Dan Norcini | Jul 06, 2016 06:02AM ET
Safe haven gold continues its strong showing as plummeting interest rates and shaky global equity markets are creating a strong bid in this market. Gold pushed up toward last week’s high and in the process pushed through yet another overhead resistance level in the $1345-$1350 area.
Based on what I can see from this chart, there appears to be little resistance in its path until closer to the $1385 level. Above that lies the psychologically significant $1400.
The real kicker yesterday, however, was the massive surge in reported SPDR Gold Shares ETF (NYSE:GLD) holdings. A whopping 28.8 tons of gold were reportedly added to GLD. I have not gone back to check my database but I suspect this might be very close to a record one day total or if not, a new record in itself. Gold holdings are now at 982.7 tons, the highest level since June 2013.
This is absolutely phenomenal demand. In my view, this is all traceable to the collapse in interest rates. The yield curve is growing flatter and has broken to yet another new low.

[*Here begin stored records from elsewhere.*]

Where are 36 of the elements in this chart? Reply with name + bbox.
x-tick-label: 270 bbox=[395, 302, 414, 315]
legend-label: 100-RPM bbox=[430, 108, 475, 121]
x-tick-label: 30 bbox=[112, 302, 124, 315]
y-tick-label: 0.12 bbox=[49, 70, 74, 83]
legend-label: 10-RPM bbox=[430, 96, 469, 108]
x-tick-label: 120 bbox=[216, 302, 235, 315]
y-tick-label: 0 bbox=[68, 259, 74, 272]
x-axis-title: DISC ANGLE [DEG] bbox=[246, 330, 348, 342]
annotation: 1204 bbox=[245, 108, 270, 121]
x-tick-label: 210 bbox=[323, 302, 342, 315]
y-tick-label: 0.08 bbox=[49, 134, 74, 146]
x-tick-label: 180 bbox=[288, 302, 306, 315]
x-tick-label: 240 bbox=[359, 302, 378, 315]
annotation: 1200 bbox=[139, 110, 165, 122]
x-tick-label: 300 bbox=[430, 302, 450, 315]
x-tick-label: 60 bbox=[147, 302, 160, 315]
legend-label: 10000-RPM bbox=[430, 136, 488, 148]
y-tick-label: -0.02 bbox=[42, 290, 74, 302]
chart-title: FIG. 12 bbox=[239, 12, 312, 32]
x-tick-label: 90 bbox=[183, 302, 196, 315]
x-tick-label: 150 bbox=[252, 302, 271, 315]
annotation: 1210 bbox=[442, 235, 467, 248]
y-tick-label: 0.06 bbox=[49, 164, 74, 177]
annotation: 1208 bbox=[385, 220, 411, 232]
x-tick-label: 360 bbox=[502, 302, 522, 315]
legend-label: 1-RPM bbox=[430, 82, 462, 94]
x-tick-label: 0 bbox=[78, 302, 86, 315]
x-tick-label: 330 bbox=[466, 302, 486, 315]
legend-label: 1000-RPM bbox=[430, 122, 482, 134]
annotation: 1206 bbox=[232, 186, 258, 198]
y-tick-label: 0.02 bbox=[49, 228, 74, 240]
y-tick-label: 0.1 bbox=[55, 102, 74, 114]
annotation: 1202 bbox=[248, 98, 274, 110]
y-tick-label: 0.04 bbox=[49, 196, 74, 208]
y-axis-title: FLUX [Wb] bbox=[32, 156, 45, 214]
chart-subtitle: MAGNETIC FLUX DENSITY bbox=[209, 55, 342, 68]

Simply put: there is no opportunity cost in owning gold at this time nor is there any particular reason to be aggressively selling the metal. This is in spite of the record-high fund long exposure.
These numbers are already outdated as it has been a full week now since the COT data graphed above was reported. There is no doubt in my mind that the hedge funds have piled on even more longs. And why should they not, given the environment?